Sumários

Aula 22

22 Abril 2021, 17:30 Solveig Thorsteinsdottir

O papel da matriz de fibronectin na epitelização dos sómitos e como estabilizador da fenda. A fibronectina é produzida pela ectoderme e a sua montagem numa matriz a volta da mesoderme pré-somítica é essencial para a formação dos sómitos. O papel da tensão da matriz extracelular na mesoderme pré-somítica anterior no controlo do relógio molecular e no posicionamento da expressão de Mesp2/Meso1. A matriz extracelular como parte da wavefront.

Os diferentes derivados dos sómitos. A polarização dorso-ventral e medio-lateral dos sómitos é mediada por factores parácrinos segregados pelos tecidos adjacentes.
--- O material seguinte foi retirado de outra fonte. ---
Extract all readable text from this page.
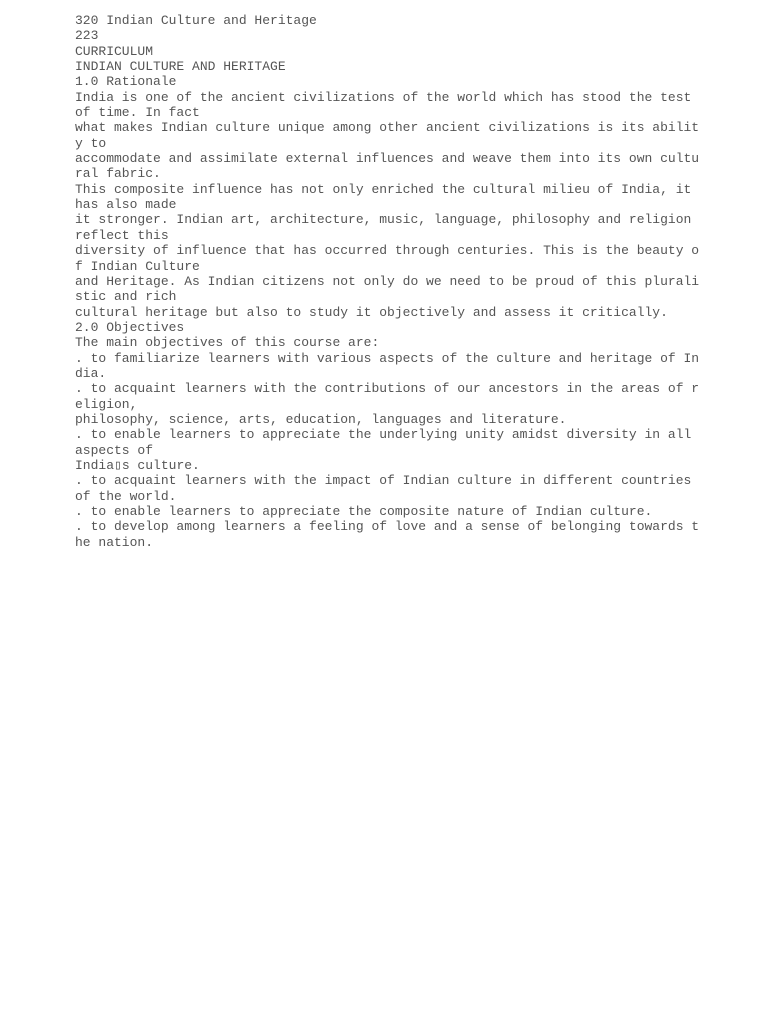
320 Indian Culture and Heritage
223
CURRICULUM
INDIAN CULTURE AND HERITAGE
1.0 Rationale
India is one of the ancient civilizations of the world which has stood the test
of time. In fact
what makes Indian culture unique among other ancient civilizations is its abilit
y to
accommodate and assimilate external influences and weave them into its own cultu
ral fabric.
This composite influence has not only enriched the cultural milieu of India, it
has also made
it stronger. Indian art, architecture, music, language, philosophy and religion
reflect this
diversity of influence that has occurred through centuries. This is the beauty o
f Indian Culture
and Heritage. As Indian citizens not only do we need to be proud of this plurali
stic and rich
cultural heritage but also to study it objectively and assess it critically.
2.0 Objectives
The main objectives of this course are:
. to familiarize learners with various aspects of the culture and heritage of In
dia.
. to acquaint learners with the contributions of our ancestors in the areas of r
eligion,
philosophy, science, arts, education, languages and literature.
. to enable learners to appreciate the underlying unity amidst diversity in all
aspects of
India▯s culture.
. to acquaint learners with the impact of Indian culture in different countries
of the world.
. to enable learners to appreciate the composite nature of Indian culture.
. to develop among learners a feeling of love and a sense of belonging towards t
he nation.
Experiências que mostraram que a notocorda induz a formação do esclerótomo e que o factor responsável é o sonic hedgehog. A iniciação da miogénese – o papel de sinalização notch induzida pela crista neural durante a passagem pelos sómitos. Os Wnts são essenciais para a manutenção do dermomiótomo e para a indução da miogénese tanto medianamente (Wnt1 e Wnt3a) como lateralmente (Wnt7a). Notem a analogia com a Drosophila onde o hedgehog e o wingless polarizam os segmentos. A indução do sindetome pelo Fgf8 do miótomo. A resegmentação do esclerótomo.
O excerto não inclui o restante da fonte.